Le terrain de jeu est illimité et il n'est pas évident les premiers jours de se repérer. Il y a une solution très simple : partir pour un temps donné et ensuite faire demi-tour. Après avoir ainsi explorer les environs on commence à acquérir quelques repères. Il y a quelques indications de "rues" parmi les sentiers principaux (comme Somogi Road). On peut aussi mémoriser les panneaux des écoles primaires. Il y en a partout... reste juste à ne pas confondre les noms d'écoles ;)

Des obstacles ???
Les sentiers se révèlent très facilement praticables, si des trails peuvent s'avérer plus robustes - l'usure des runnings classiques sur les sentiers est très rapide - elles ne sont pas nécessaires. Les seuls "obstacles" sont les animaux en particulier les troupeaux de vaches mais aussi les moutons ou les anes...

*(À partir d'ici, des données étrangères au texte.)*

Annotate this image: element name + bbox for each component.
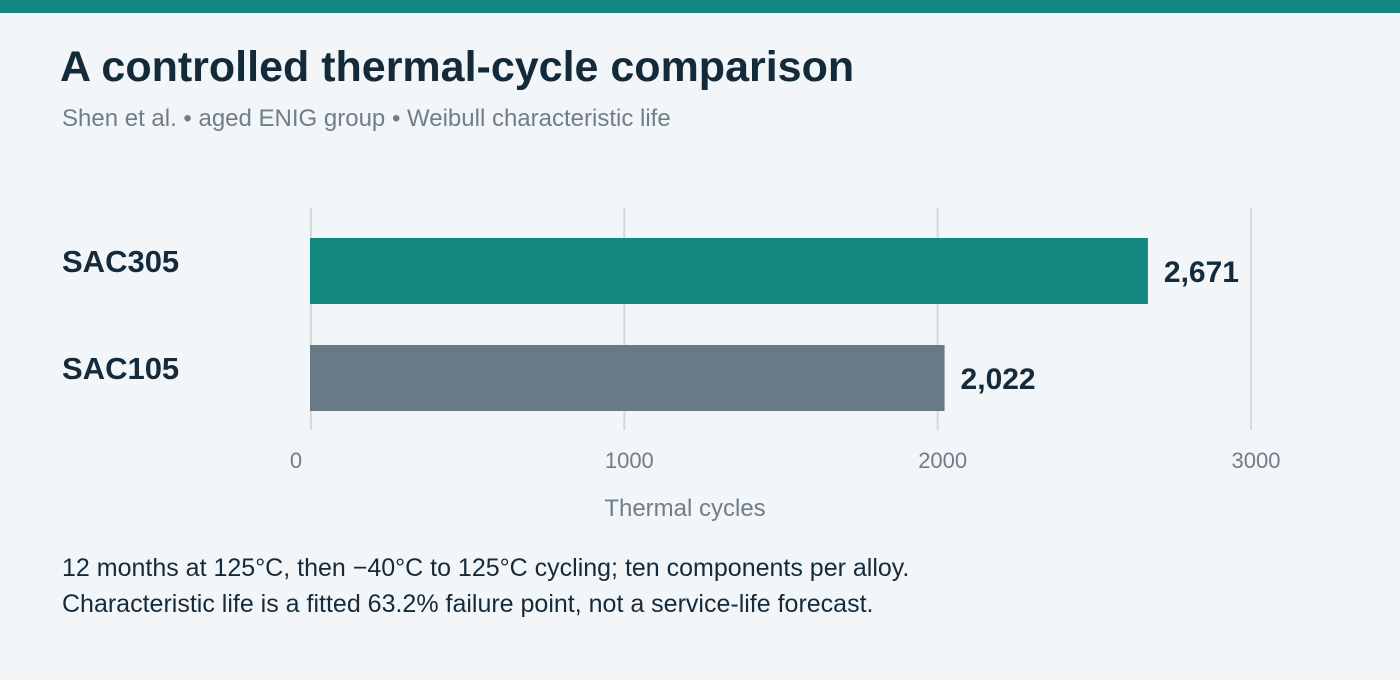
footnote-line-2: Characteristic life is a fitted 63.2% fa… (62, 590, 874, 618)
x-tick-label: 1000 (605, 448, 654, 473)
bar-sac105 (310, 345, 945, 411)
x-tick-label: 3000 (1232, 448, 1281, 473)
value-label-sac305: 2,671 (1164, 256, 1239, 289)
value-label-sac105: 2,022 (961, 363, 1036, 396)
footnote-line-1: 12 months at 125°C, then −40°C to 125°C … (62, 554, 910, 582)
labels: 0 1000 2000 3000 SAC305 2,671 SAC105 2,022 Therm… (62, 244, 1280, 522)
x-tick-label: 0 (290, 448, 302, 473)
page-title: A controlled thermal-cycle comparison (60, 43, 855, 91)
x-axis-label: Thermal cycles (604, 495, 765, 522)
bars (310, 238, 1148, 411)
category-label-sac305: SAC305 (62, 244, 179, 279)
footnote: 12 months at 125°C, then −40°C to 125°C … (62, 550, 909, 622)
category-label-sac105: SAC105 (62, 351, 179, 386)
x-tick-label: 2000 (918, 448, 967, 473)
bar-sac305 (310, 238, 1148, 304)
top-accent-bar (0, 0, 1400, 13)
bar-chart: 0 1000 2000 3000 SAC305 2,671 SAC105 2,022 Therm… (62, 208, 1280, 522)
page-subtitle: Shen et al. • aged ENIG group • Weibull … (62, 105, 671, 132)
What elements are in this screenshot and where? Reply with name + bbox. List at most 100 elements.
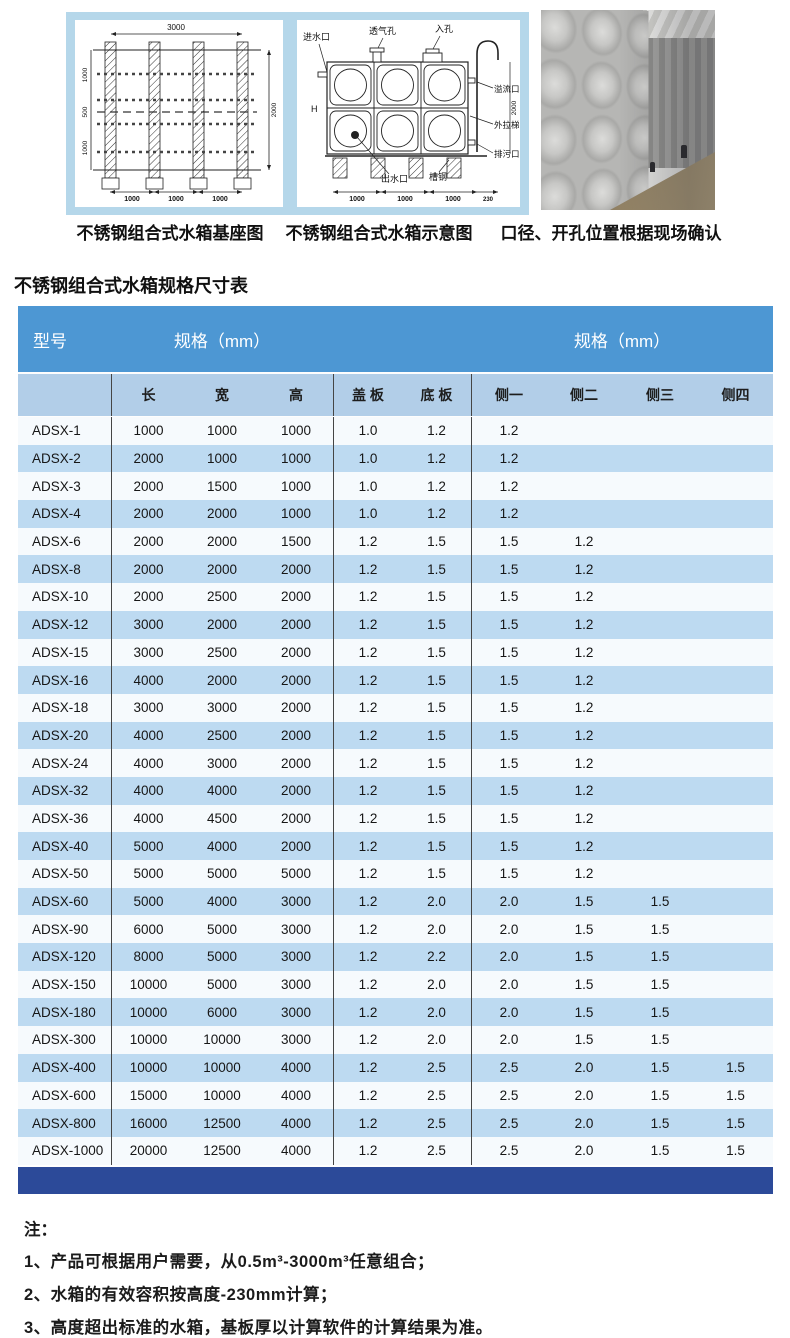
cell-value: 10000 xyxy=(111,998,185,1027)
cell-value: 1.5 xyxy=(471,804,546,833)
cell-value: 2.0 xyxy=(427,1004,446,1020)
cell-model: ADSX-400 xyxy=(32,1060,96,1076)
cell-value: 1.5 xyxy=(471,583,546,611)
cell-value: 1000 xyxy=(206,423,238,439)
cell-value: 3000 xyxy=(111,638,185,667)
cell-value: 8000 xyxy=(111,943,185,971)
cell-value: 2.0 xyxy=(427,977,446,993)
cell-value: 1.2 xyxy=(574,589,594,605)
table-row: ADSX-800 16000 12500 4000 1.2 2.5 2.5 2.0 1.5 1.5 xyxy=(18,1109,773,1137)
cell-value xyxy=(622,832,698,860)
cell-value xyxy=(698,417,773,445)
dim-bottom-4: 230 xyxy=(483,197,494,203)
cell-value: 1.2 xyxy=(574,838,594,854)
cell-value xyxy=(698,445,773,473)
cell-value: 1.5 xyxy=(650,1143,670,1159)
support-feet xyxy=(332,157,462,179)
cell-value: 5000 xyxy=(206,977,238,993)
table-row: ADSX-300 10000 10000 3000 1.2 2.0 2.0 1.5 1.5 xyxy=(18,1026,773,1054)
cell-value: 2.0 xyxy=(471,887,546,916)
caption-photo: 口径、开孔位置根据现场确认 xyxy=(500,224,722,243)
cell-value xyxy=(698,666,773,694)
cell-value: 4000 xyxy=(280,1087,312,1103)
cell-value: 10000 xyxy=(203,1032,241,1048)
cell-value: 1.2 xyxy=(333,998,402,1027)
cell-value xyxy=(546,445,622,473)
cell-value xyxy=(698,915,773,943)
cell-value: 1500 xyxy=(206,478,238,494)
cell-value: 3000 xyxy=(280,949,312,965)
cell-value: 2.0 xyxy=(427,1032,446,1048)
note-item: 2、水箱的有效容积按高度-230mm计算； xyxy=(24,1285,338,1304)
cell-value: 1.2 xyxy=(574,672,594,688)
cell-value: 1.2 xyxy=(333,1109,402,1137)
cell-value: 1.2 xyxy=(427,423,446,439)
column-header: 底 板 xyxy=(420,387,453,403)
cell-value xyxy=(698,1026,773,1054)
cell-value xyxy=(698,805,773,833)
cell-model: ADSX-120 xyxy=(32,949,96,965)
cell-value: 3000 xyxy=(206,755,238,771)
cell-value: 6000 xyxy=(111,915,185,944)
goose-neck-pipe xyxy=(476,40,499,152)
dim-bottom-1: 1000 xyxy=(349,196,365,203)
cell-value: 1.2 xyxy=(333,583,402,611)
cell-model: ADSX-1000 xyxy=(32,1143,104,1159)
cell-value xyxy=(622,583,698,611)
cell-value: 1.2 xyxy=(333,527,402,556)
cell-value xyxy=(698,694,773,722)
cell-value: 3000 xyxy=(111,693,185,722)
cell-value xyxy=(698,777,773,805)
cell-value: 4000 xyxy=(111,776,185,805)
table-row: ADSX-2 2000 1000 1000 1.0 1.2 1.2 xyxy=(18,444,773,473)
cell-value: 3000 xyxy=(280,1004,312,1020)
column-header: 高 xyxy=(289,387,303,403)
cell-model: ADSX-300 xyxy=(32,1032,96,1048)
cell-value: 1.5 xyxy=(427,755,446,771)
cell-value: 1.2 xyxy=(574,644,594,660)
cell-value: 1.2 xyxy=(333,804,402,833)
cell-value: 12500 xyxy=(203,1143,241,1159)
cell-value: 1000 xyxy=(111,417,185,445)
table-row: ADSX-50 5000 5000 5000 1.2 1.5 1.5 1.2 xyxy=(18,860,773,888)
cell-value xyxy=(622,860,698,888)
cell-model: ADSX-4 xyxy=(32,506,81,522)
cell-value: 1000 xyxy=(280,423,312,439)
table-row: ADSX-40 5000 4000 2000 1.2 1.5 1.5 1.2 xyxy=(18,832,773,860)
cell-value: 1.5 xyxy=(726,1115,745,1131)
cell-value: 2000 xyxy=(280,672,312,688)
cell-value: 1.2 xyxy=(574,700,594,716)
cell-value: 2000 xyxy=(111,500,185,528)
cell-model: ADSX-18 xyxy=(32,700,89,716)
cell-value: 1.2 xyxy=(333,887,402,916)
cell-value: 1.2 xyxy=(427,478,446,494)
cell-value: 1.5 xyxy=(427,810,446,826)
cell-value: 1.0 xyxy=(333,500,402,528)
cell-value: 1500 xyxy=(280,534,312,550)
cell-value: 2.5 xyxy=(471,1109,546,1137)
table-row: ADSX-24 4000 3000 2000 1.2 1.5 1.5 1.2 xyxy=(18,749,773,777)
base-diagram-image: 3000 xyxy=(75,20,283,207)
cell-value: 1.5 xyxy=(471,555,546,584)
label-manhole: 入孔 xyxy=(435,24,453,34)
label-inlet: 进水口 xyxy=(303,31,330,42)
cell-value: 2000 xyxy=(280,727,312,743)
cell-model: ADSX-15 xyxy=(32,644,89,660)
cell-value: 1.5 xyxy=(427,838,446,854)
cell-value: 2000 xyxy=(206,672,238,688)
table-row: ADSX-120 8000 5000 3000 1.2 2.2 2.0 1.5 1.5 xyxy=(18,943,773,971)
table-row: ADSX-8 2000 2000 2000 1.2 1.5 1.5 1.2 xyxy=(18,555,773,584)
cell-value: 1.5 xyxy=(471,860,546,888)
table-row: ADSX-12 3000 2000 2000 1.2 1.5 1.5 1.2 xyxy=(18,610,773,639)
cell-value xyxy=(698,611,773,639)
table-row: ADSX-16 4000 2000 2000 1.2 1.5 1.5 1.2 xyxy=(18,666,773,694)
cell-value: 1.5 xyxy=(427,589,446,605)
dim-bottom-3: 1000 xyxy=(212,196,228,203)
photo-shade xyxy=(541,10,715,210)
cell-value: 1.2 xyxy=(333,1026,402,1054)
cell-value: 1.5 xyxy=(574,1032,594,1048)
cell-value: 1.2 xyxy=(574,783,594,799)
header-model: 型号 xyxy=(33,331,67,351)
column-header: 宽 xyxy=(215,387,229,403)
cell-value: 1000 xyxy=(280,478,312,494)
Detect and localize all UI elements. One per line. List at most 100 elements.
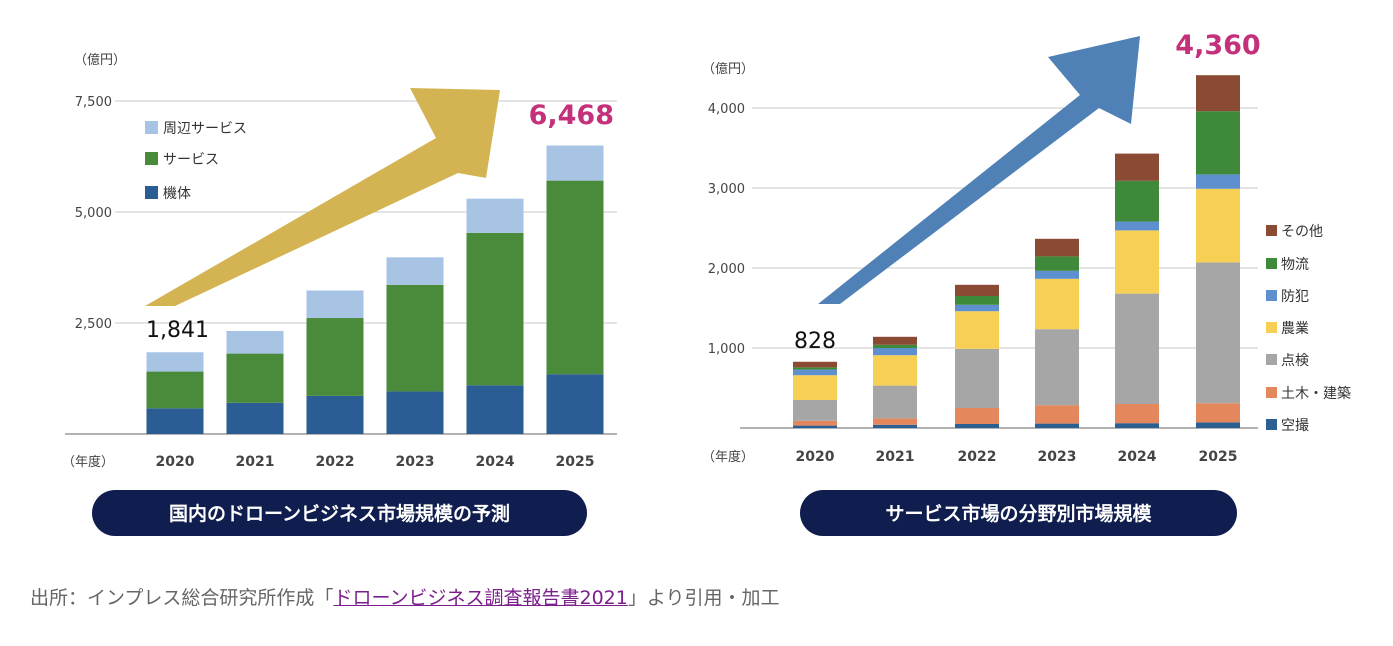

et LA PLUIE ! là les choses se compliquent. En effet, la couche superficielle de poussière forme une sorte de gomme argileuse très collante... un lendemain de pluie on se retrouve vite avec un bon kilo de terre sous chaque pied o_O
Et je le prouve ! A ce sujet, les trails avec leur semelle crantée se sont montrées presque pires que des runnings classiques sur terrain humide.
Le gros soucis quand on colle comme cela au sol, c'est qu'il faut forcer à chaque pas et donc que l'on se fatigue beaucoup plus - en particulier les articulations et autres tendons.
Ainsi un lendemain de pluie, il est souvent préférable de décaler sa sortie matinale le temps que le soleil sèche les pistes.
Cadre idéal
Les pistes de terre rouge ressemblent vraiment au support idéal pour courir... une certaine resistance mais un revetement plus souple que la route goudronnée, un vallonement qui fait travailler le coeur sans avoir à se soucier de l'allure... bref un vrai bonheur dans un cadre enchanteur.




Le repérage à la papa...
Quand on n'est pas adepte du Garmin et autre GPS - qui, à ce sujet, semblent beaucoup souffrir de la poussière - il reste une solution simple pour faire connaissance avec la campagne environnante : se promener ! à force de courir, on aurait failli oublier que marcher c'est aussi très agréable... avec une petit promenade quotidienne en demi-journée, on a vite pu se faire une idée plus précise des sentiers, connections... et surtout du dénivelé - connaissance qui se révèle d'importance pour la suite.